Although interest rates are at such low levels, the rates mortgagees are paying are significantly higher than the official cash rate. The current standard variable mortgage rate is 6.65%, the discount variable mortgage rate is 5.9% and the three year fixed mortgage rate is 5.55%. Although the cash rate is almost at record low levels the standard variable mortgage rate is 90 basis points higher than its recent low of 5.75%.
So where does the RBA go from here? There are plenty of other examples from around the world that indicate that lowering interest rates doesn’t guarantee an improvement in overall economic conditions. In fact, in a recent speech the RBA’s Deputy Governor Phillip Lowe noted that, ‘The very low interest rates in many other economies should not be seen as a good thing or something to aspire to. They reflect those countries’ difficult economic circumstances, and particularly the low risk-adjusted returns available on new investment.’ As you can see by the table, lower interest rates are not necessarily resulting in stronger economic growth. In fact, Australia has higher interest rates and higher annual GDP growth than nine of the countries. Of those with stronger GDP growth, each has higher official interest rates than those in Australia.

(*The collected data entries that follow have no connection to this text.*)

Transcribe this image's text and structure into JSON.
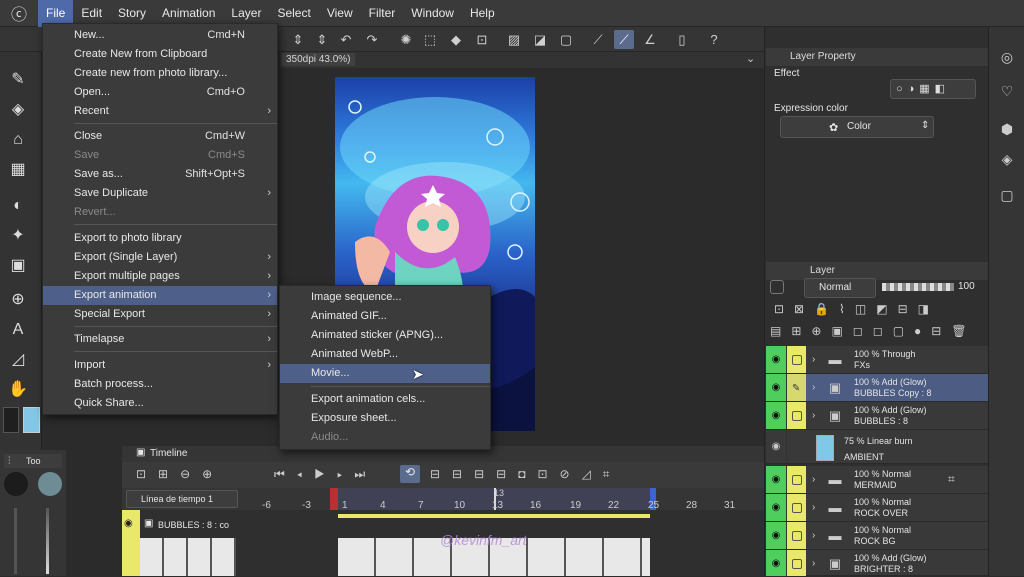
{
  "menubar": {
    "logo": "logo-icon",
    "items": [
      "File",
      "Edit",
      "Story",
      "Animation",
      "Layer",
      "Select",
      "View",
      "Filter",
      "Window",
      "Help"
    ]
  },
  "canvas": {
    "tab_text": "350dpi 43.0%)"
  },
  "file_menu": {
    "items": [
      {
        "label": "New...",
        "shortcut": "Cmd+N"
      },
      {
        "label": "Create New from Clipboard",
        "shortcut": ""
      },
      {
        "label": "Create new from photo library...",
        "shortcut": ""
      },
      {
        "label": "Open...",
        "shortcut": "Cmd+O"
      },
      {
        "label": "Recent",
        "shortcut": ""
      },
      {
        "label": "Close",
        "shortcut": "Cmd+W"
      },
      {
        "label": "Save",
        "shortcut": "Cmd+S"
      },
      {
        "label": "Save as...",
        "shortcut": "Shift+Opt+S"
      },
      {
        "label": "Save Duplicate",
        "shortcut": ""
      },
      {
        "label": "Revert...",
        "shortcut": ""
      },
      {
        "label": "Export to photo library",
        "shortcut": ""
      },
      {
        "label": "Export (Single Layer)",
        "shortcut": ""
      },
      {
        "label": "Export multiple pages",
        "shortcut": ""
      },
      {
        "label": "Export animation",
        "shortcut": ""
      },
      {
        "label": "Special Export",
        "shortcut": ""
      },
      {
        "label": "Timelapse",
        "shortcut": ""
      },
      {
        "label": "Import",
        "shortcut": ""
      },
      {
        "label": "Batch process...",
        "shortcut": ""
      },
      {
        "label": "Quick Share...",
        "shortcut": ""
      }
    ]
  },
  "export_submenu": {
    "items": [
      {
        "label": "Image sequence..."
      },
      {
        "label": "Animated GIF..."
      },
      {
        "label": "Animated sticker (APNG)..."
      },
      {
        "label": "Animated WebP..."
      },
      {
        "label": "Movie..."
      },
      {
        "label": "Export animation cels..."
      },
      {
        "label": "Exposure sheet..."
      },
      {
        "label": "Audio..."
      }
    ]
  },
  "layer_property": {
    "title": "Layer Property",
    "effect_label": "Effect",
    "expression_color_label": "Expression color",
    "expression_color_value": "Color"
  },
  "layer_panel": {
    "title": "Layer",
    "blend_mode": "Normal",
    "opacity": "100",
    "layers": [
      {
        "line1": "100 % Through",
        "line2": "FXs",
        "type": "folder"
      },
      {
        "line1": "100 % Add (Glow)",
        "line2": "BUBBLES Copy : 8",
        "type": "anim-folder"
      },
      {
        "line1": "100 % Add (Glow)",
        "line2": "BUBBLES : 8",
        "type": "anim-folder"
      },
      {
        "line1": "75 % Linear burn",
        "line2": "AMBIENT",
        "type": "fill"
      },
      {
        "line1": "100 % Normal",
        "line2": "MERMAID",
        "type": "folder"
      },
      {
        "line1": "100 % Normal",
        "line2": "ROCK OVER",
        "type": "folder"
      },
      {
        "line1": "100 % Normal",
        "line2": "ROCK BG",
        "type": "folder"
      },
      {
        "line1": "100 % Add (Glow)",
        "line2": "BRIGHTER : 8",
        "type": "anim-folder"
      }
    ]
  },
  "timeline": {
    "title": "Timeline",
    "track_name": "Línea de tiempo 1",
    "layer_label": "BUBBLES : 8 : co",
    "ticks": [
      "-6",
      "-3",
      "1",
      "4",
      "7",
      "10",
      "13",
      "16",
      "19",
      "22",
      "25",
      "28",
      "31"
    ],
    "current_frame_marker": "13",
    "watermark": "@kevinfm_art"
  },
  "left_panel": {
    "tool_tab": "Too"
  }
}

Given the RBA’s belief that Australia shouldn’t aspire to very low interest rates we would expect that, although there may be scope for a further interest rate cut, the RBA will want to see plenty of evidence that such a cut is necessary. In our belief, this is one of the main reasons why there was no adjustment made to the cash rate this month.
For some guidance on where financial markets are predicting the cash rate is heading, the ASX 30 Day Interbank Cash Rate Futures index is showing only a 56% chance that the RBA will cut rates on the first Tuesday of December, however, the futures markets sees the cash rate 25 basis points lower by February next year and fifty basis points lower by June.